3 Who are you spending time with?
When we feel wobbly or vulnerable, we often gravitate towards people in our circle of contacts who are experiencing similar emotions. That way, we can talk to them about our own situation without feeling judged.
However, it’s also important to have people in our lives who challenge us (in a healthy way, of course). Look for people in your support network who will re-invigorate you and bring in good ideas to help you in your quest to find more motivation and energy.
4 Do something that is within your gift
Don’t get too caught up in what you can’t control; focus on what you can do.

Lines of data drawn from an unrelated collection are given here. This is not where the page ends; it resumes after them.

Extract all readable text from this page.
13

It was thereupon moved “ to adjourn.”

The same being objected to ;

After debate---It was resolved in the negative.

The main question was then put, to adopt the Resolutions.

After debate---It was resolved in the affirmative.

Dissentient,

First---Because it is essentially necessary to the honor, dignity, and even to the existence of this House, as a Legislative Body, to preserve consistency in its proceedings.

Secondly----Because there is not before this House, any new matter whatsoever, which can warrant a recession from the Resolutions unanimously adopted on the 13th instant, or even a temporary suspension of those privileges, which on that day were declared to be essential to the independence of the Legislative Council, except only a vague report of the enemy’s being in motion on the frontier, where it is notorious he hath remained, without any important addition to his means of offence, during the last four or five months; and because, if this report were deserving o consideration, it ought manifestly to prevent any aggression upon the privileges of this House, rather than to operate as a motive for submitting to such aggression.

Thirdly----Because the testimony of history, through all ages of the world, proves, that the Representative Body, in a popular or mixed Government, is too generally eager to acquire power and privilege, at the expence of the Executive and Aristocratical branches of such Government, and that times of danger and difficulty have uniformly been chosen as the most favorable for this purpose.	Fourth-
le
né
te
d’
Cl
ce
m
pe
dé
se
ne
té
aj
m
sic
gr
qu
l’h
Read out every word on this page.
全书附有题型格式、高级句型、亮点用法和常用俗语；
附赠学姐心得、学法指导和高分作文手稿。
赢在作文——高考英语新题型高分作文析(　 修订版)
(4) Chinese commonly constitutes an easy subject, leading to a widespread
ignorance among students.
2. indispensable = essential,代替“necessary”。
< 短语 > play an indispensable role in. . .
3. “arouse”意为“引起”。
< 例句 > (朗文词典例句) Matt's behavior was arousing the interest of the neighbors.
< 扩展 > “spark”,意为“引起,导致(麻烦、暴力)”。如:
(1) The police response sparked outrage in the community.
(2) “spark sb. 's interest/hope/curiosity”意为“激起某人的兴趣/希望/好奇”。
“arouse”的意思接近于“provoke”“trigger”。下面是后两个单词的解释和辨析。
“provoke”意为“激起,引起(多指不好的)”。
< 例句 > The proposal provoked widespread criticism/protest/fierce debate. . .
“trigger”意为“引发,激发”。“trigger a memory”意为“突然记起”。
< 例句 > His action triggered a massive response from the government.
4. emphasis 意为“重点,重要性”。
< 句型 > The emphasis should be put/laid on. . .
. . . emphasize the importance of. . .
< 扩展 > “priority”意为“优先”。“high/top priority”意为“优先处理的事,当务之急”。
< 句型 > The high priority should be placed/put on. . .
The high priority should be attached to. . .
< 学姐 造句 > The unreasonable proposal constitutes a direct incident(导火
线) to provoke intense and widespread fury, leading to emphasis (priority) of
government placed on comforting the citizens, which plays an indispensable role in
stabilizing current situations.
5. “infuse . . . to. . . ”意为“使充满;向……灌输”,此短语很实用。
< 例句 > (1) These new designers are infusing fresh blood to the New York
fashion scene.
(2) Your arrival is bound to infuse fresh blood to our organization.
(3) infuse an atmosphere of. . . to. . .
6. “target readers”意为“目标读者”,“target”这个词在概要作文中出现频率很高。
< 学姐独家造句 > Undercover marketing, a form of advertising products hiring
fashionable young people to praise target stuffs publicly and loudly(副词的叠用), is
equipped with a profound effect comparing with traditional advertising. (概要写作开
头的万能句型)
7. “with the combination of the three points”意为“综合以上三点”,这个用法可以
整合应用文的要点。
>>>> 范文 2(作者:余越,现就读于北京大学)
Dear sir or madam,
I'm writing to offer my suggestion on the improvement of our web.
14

For example, if restrictions mean you still can’t travel to a place you love, don’t obsess over it. Instead, make plans to visit somewhere that is open to you. Identify three different walks you can do from your front door and do one each week.
By setting goals within your control and ticking them off, you’ll gain momentum – and find more motivation and energy. Achieving these small milestones will give you the confidence to set more ambitious goals.
5 Consider the opportunities the current situation offers up
Sometimes it’s ok to hit pause. If you’ve come through a difficult period, it might be necessary to take time to recalibrate or recover.
“We live in a high drive culture where many people feel the need to move forward constantly, but sometimes it’s a relief to pause,” says Desiree.
“One of the most helpful questions is to ask: ‘what’s the invitation here?’. Is this an opportunity to gently explore other areas or to pivot altogether? Or perhaps one invitation is to stay where you are.
“There’s nothing wrong with having a pause – if it’s a controlled pause. Just ask yourself how long you want to be treading water for.”
6 Look for patterns
Keep a journal or diary so that you can follow how different activities affect your mood.
It can be empowering to develop a strong sense of self-awareness about the patterns in your life. It allows you to dial up on the things that make you feel better to help you find more energy and motivation.
Want to know more?
Learn more about WRAW and becoming a WRAW practitioner.
Read: How to build resilience in a time of Covid.
Watch: WRAW practitioner Line Hilton’s webinar on building resilience.